Now you can probably see why Lucent hired former MCI Chief Information Officer Lance Boxer to head its service provider software unit and then paid $20 billion for Ascend. Yet barely six weeks after the acquisition closed, Lucent's new favorite customer, MCI WorldCom CEO Bernard Ebbers, was on the phone blaming Lucent for a 10-day foul-up in the network due to be the merged frame relay platform of the future. Then he fanned the flames by wondering if the multiple merger path - Cascade to Ascend to Lucent - meant that too much engineering talent had been lost.

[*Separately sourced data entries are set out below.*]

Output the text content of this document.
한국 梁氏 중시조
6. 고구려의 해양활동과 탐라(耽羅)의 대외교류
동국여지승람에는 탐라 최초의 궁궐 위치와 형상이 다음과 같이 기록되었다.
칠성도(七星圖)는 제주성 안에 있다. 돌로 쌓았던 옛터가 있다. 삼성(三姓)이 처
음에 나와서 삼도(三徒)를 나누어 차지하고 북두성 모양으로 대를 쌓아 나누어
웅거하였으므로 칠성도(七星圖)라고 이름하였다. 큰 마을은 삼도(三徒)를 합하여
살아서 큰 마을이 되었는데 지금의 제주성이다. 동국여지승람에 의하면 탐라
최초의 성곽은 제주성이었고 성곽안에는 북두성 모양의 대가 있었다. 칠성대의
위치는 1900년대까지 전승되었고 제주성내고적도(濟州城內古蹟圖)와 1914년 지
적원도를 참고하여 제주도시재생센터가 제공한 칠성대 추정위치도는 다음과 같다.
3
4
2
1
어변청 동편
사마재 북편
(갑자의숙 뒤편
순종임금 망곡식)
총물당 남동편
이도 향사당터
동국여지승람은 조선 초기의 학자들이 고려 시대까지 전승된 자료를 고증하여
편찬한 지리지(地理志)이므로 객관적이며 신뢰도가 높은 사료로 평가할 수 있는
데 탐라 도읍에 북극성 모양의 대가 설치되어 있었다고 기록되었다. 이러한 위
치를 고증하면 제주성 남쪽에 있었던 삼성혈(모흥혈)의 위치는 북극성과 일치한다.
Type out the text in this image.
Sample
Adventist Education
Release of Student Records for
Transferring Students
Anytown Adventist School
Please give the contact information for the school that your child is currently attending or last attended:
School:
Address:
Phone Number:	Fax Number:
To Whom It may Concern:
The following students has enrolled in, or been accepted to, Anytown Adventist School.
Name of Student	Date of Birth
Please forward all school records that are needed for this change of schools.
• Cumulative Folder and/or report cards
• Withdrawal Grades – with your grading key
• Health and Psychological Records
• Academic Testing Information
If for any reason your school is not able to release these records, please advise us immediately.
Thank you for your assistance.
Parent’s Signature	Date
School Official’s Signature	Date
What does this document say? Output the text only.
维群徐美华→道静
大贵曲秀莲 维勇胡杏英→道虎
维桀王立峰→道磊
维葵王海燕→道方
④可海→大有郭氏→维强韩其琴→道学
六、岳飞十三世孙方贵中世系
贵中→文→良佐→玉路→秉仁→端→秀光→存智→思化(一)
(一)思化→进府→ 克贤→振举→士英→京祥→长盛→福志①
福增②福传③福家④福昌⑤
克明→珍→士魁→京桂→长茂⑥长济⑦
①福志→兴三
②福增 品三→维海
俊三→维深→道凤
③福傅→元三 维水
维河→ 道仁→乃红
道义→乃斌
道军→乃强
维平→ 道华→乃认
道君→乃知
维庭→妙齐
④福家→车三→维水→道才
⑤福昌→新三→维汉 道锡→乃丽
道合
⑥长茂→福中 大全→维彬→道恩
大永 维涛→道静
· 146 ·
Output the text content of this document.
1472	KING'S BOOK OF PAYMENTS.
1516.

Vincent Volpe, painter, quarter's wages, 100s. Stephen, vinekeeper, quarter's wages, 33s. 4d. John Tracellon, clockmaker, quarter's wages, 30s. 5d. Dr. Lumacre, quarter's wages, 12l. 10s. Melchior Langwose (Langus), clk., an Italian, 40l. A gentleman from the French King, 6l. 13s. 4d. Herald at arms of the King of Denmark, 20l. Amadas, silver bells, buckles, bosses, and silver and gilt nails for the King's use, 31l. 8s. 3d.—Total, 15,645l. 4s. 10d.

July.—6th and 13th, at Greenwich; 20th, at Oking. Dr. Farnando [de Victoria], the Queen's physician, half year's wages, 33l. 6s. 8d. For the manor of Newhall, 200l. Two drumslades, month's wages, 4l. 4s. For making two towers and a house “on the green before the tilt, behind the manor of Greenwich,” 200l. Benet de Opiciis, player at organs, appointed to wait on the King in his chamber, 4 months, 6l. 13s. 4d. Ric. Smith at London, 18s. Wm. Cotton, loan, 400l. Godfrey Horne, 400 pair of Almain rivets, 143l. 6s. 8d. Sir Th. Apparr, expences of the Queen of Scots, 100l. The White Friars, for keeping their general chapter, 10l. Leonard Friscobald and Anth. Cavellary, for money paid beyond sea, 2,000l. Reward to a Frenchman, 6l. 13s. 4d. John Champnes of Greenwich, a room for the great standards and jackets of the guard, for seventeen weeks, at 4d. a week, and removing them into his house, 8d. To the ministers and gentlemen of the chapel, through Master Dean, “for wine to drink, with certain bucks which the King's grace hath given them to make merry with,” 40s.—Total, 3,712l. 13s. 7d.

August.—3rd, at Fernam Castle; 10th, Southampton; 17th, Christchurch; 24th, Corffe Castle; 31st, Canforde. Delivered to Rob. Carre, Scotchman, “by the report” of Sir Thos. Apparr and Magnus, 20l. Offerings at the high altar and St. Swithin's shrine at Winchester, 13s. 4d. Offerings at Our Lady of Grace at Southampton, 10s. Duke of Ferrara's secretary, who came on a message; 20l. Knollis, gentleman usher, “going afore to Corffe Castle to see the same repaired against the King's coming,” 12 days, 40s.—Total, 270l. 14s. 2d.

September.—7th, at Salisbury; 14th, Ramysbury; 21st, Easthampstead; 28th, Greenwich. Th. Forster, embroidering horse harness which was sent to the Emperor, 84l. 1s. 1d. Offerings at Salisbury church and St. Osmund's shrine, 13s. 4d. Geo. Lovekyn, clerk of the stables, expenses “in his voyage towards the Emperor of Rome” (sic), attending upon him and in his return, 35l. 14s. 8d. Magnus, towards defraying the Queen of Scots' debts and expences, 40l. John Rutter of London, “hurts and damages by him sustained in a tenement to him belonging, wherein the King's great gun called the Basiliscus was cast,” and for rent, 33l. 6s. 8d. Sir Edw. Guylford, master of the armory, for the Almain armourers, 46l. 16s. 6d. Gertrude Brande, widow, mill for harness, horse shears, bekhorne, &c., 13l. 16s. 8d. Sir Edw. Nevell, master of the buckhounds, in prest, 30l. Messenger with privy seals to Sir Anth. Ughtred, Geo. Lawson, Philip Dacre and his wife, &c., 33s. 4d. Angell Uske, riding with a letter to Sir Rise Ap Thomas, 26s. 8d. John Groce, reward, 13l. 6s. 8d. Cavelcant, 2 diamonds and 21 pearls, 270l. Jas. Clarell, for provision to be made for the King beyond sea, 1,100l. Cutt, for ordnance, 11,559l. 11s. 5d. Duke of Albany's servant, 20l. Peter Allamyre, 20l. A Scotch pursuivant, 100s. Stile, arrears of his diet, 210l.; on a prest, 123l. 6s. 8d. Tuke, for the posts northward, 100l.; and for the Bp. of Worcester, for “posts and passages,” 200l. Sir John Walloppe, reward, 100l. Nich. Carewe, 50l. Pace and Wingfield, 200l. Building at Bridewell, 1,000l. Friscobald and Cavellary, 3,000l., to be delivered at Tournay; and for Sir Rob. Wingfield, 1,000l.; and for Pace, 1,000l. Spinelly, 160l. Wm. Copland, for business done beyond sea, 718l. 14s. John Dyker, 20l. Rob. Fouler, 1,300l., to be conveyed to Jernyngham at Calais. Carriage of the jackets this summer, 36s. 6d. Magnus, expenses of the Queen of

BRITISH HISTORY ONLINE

Lucent is playing along, but Ebbers is wrong if he assumes he can push off this problem on a compliant and vulnerable vendor. MCI WorldCom has more problems than just this incident, which is why every customer discussion of network outages ends up moving to billing and customer-service headaches, as well. The ball is still in MCI WorldCom's court to give an explanation to why it let such a problem fester for so long - and what it says about a company that itself is suffering a merger-related talent exodus.